Tuttavia, l’indagine ufficiale delle autorità egiziane fu oscurata da molte incoerenze e ostacoli. Le autorità egiziane fornirono versioni divergenti degli eventi, e molte prove sembrarono essere state manomesse o nascoste. L’inchiesta italiana sul caso concluse che Giulio Regeni era stato vittima di una “vera e propria macchina della tortura” e che non c’erano dubbi che le autorità egiziane fossero coinvolte nella sua morte. Le pressioni internazionali crescevano, con il Parlamento europeo che chiedeva una risoluzione per condannare l’Egitto per il trattamento inflitto a Regeni e per chiedere un’indagine completa e trasparente sulla sua morte. Tuttavia, il governo egiziano ha costantemente negato qualsiasi coinvolgimento e ha respinto le richieste di cooperazione.
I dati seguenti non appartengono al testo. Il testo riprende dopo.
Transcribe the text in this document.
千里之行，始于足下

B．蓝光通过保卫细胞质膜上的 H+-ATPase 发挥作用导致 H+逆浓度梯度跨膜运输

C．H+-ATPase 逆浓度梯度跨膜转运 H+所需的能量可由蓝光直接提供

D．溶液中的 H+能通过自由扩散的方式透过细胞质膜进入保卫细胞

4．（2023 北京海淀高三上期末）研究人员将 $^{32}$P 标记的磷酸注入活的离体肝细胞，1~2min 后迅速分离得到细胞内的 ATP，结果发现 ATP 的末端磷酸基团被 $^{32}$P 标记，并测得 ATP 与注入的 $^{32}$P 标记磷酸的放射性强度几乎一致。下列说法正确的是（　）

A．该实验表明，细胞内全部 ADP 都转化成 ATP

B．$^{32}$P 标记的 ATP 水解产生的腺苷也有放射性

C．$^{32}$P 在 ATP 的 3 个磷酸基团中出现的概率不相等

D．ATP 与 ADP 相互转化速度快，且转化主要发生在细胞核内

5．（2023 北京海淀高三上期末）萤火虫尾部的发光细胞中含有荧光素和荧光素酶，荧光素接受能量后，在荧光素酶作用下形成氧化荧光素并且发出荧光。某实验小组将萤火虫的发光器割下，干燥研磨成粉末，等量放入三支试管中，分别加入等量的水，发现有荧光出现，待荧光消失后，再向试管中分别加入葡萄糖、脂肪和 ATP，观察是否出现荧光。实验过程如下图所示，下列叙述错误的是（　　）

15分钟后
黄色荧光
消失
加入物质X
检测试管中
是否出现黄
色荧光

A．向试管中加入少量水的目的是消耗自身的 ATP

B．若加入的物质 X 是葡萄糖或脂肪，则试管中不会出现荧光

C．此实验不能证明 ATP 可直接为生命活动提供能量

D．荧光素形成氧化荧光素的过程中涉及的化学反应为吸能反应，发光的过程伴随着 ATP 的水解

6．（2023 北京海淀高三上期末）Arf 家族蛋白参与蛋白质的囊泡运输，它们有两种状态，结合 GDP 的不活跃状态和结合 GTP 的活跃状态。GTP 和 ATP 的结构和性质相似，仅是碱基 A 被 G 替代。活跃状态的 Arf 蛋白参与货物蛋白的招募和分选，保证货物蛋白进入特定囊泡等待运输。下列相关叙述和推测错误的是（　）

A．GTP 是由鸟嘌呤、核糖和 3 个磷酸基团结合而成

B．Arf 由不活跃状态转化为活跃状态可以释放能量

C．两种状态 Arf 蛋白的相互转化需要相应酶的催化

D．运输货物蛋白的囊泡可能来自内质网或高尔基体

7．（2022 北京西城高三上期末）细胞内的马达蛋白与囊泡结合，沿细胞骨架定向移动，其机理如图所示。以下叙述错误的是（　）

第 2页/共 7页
Nel 2020, il procuratore italiano ha emesso cinque mandati di cattura nei confronti di alti ufficiali di sicurezza egiziani, sospettati di essere coinvolti nella tortura e nell’omicidio di Regeni. Nonostante questo importante passo avanti, la giustizia rimane elusiva, poiché l’Egitto ha continuato a rifiutare l’estradizione degli indagati. La vicenda di Giulio Regeni è diventata un simbolo della lotta per i diritti umani in Egitto e ha sollevato domande su quanto profondo sia il rispetto per tali diritti in una nazione governata da un regime autoritario. La comunità internazionale continua a chiedere giustizia per Giulio Regeni e per tutte le vittime di violazioni dei diritti umani in Egitto.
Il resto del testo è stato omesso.